Along with that, the Wimmera River is flowing at its highest levels since 2016, with water reaching Lake Hindmarsh, the river's terminal point, with local water officials saying the rain will greatly improve river system health.
Although the Wimmera has been in the midst of a golden run of cropping seasons in recent years the distribution of rainfall, while perfect for grain growing, has not led to sustained run-off.
This year there has been 80-100mm for July alone through the farming districts of the southern Wimmera and a whopping 358mm for Mt William, in the heart of the region's Grampians catchment, for July and August so far.
The Grampians Wimmera Mallee Water reservoir system currently sits at 37.5 per cent of capacity, with 13,500 megalitres, or 2.3pc of total capacity, running into storages in the past week.

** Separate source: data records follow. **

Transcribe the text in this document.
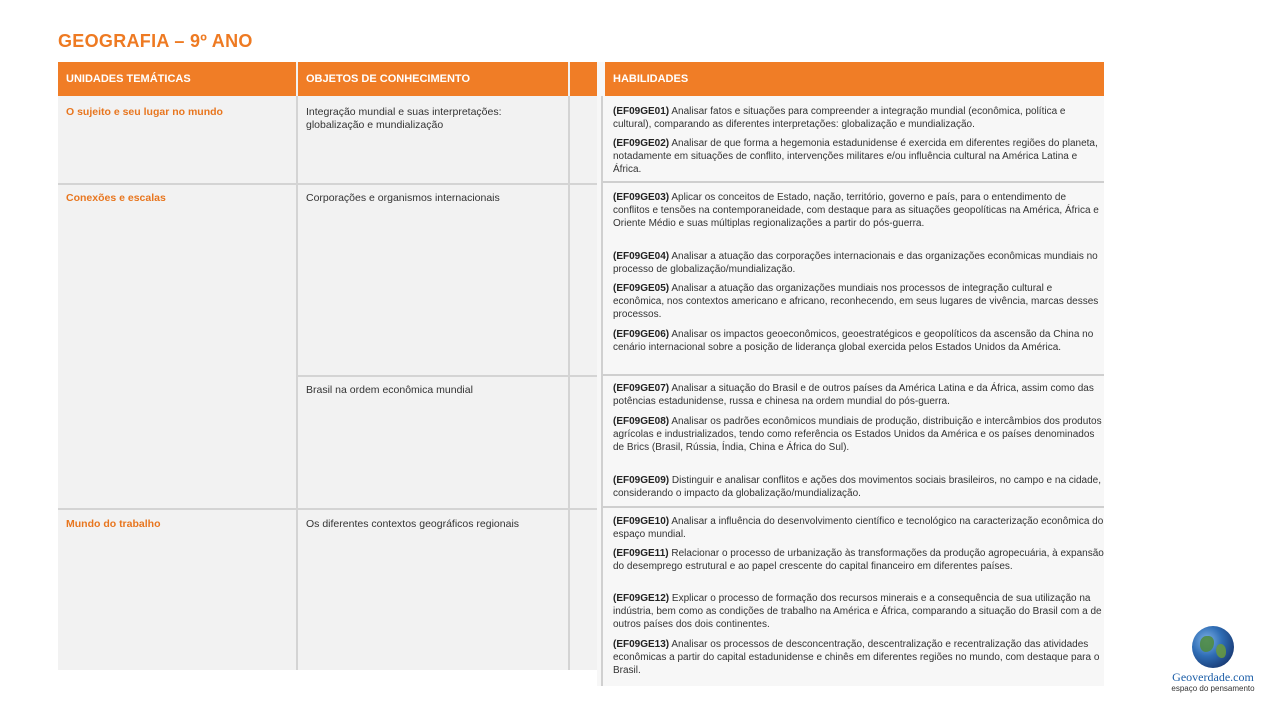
GEOGRAFIA – 9º ANO
UNIDADES TEMÁTICAS	OBJETOS DE CONHECIMENTO
O sujeito e seu lugar no mundo
Conexões e escalas
Mundo do trabalho
Integração mundial e suas interpretações: globalização e mundialização
Corporações e organismos internacionais
Brasil na ordem econômica mundial
Os diferentes contextos geográficos regionais
HABILIDADES
(EF09GE01) Analisar fatos e situações para compreender a integração mundial (econômica, política e cultural), comparando as diferentes interpretações: globalização e mundialização.
(EF09GE02) Analisar de que forma a hegemonia estadunidense é exercida em diferentes regiões do planeta, notadamente em situações de conflito, intervenções militares e/ou influência cultural na América Latina e África.
(EF09GE03) Aplicar os conceitos de Estado, nação, território, governo e país, para o entendimento de conflitos e tensões na contemporaneidade, com destaque para as situações geopolíticas na América, África e Oriente Médio e suas múltiplas regionalizações a partir do pós-guerra.
(EF09GE04) Analisar a atuação das corporações internacionais e das organizações econômicas mundiais no processo de globalização/mundialização.
(EF09GE05) Analisar a atuação das organizações mundiais nos processos de integração cultural e econômica, nos contextos americano e africano, reconhecendo, em seus lugares de vivência, marcas desses processos.
(EF09GE06) Analisar os impactos geoeconômicos, geoestratégicos e geopolíticos da ascensão da China no cenário internacional sobre a posição de liderança global exercida pelos Estados Unidos da América.
(EF09GE07) Analisar a situação do Brasil e de outros países da América Latina e da África, assim como das potências estadunidense, russa e chinesa na ordem mundial do pós-guerra.
(EF09GE08) Analisar os padrões econômicos mundiais de produção, distribuição e intercâmbios dos produtos agrícolas e industrializados, tendo como referência os Estados Unidos da América e os países denominados de Brics (Brasil, Rússia, Índia, China e África do Sul).
(EF09GE09) Distinguir e analisar conflitos e ações dos movimentos sociais brasileiros, no campo e na cidade, considerando o impacto da globalização/mundialização.
(EF09GE10) Analisar a influência do desenvolvimento científico e tecnológico na caracterização econômica do espaço mundial.
(EF09GE11) Relacionar o processo de urbanização às transformações da produção agropecuária, à expansão do desemprego estrutural e ao papel crescente do capital financeiro em diferentes países.
(EF09GE12) Explicar o processo de formação dos recursos minerais e a consequência de sua utilização na indústria, bem como as condições de trabalho na América e África, comparando a situação do Brasil com a de outros países dos dois continentes.
(EF09GE13) Analisar os processos de desconcentração, descentralização e recentralização das atividades econômicas a partir do capital estadunidense e chinês em diferentes regiões no mundo, com destaque para o Brasil.	Geoverdade.com
espaço do pensamento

In a rarity for the dry region a reservoir is now spilling, the small Moora Moora reservoir on the Upper Glenelg River, however the next reservoir down the river, the large Rocklands Dam, is still at only 28pc of capacity.
Although the region has converted from dams to piped water via the Wimmera Mallee pipeline there have also been a number of farm dams filling from local run-off.
A drying week has meant farmers are now back on paddocks, however 5-10mm is forecast tomorrow, which will keep the catchments wet, with potentially two more months of good run off.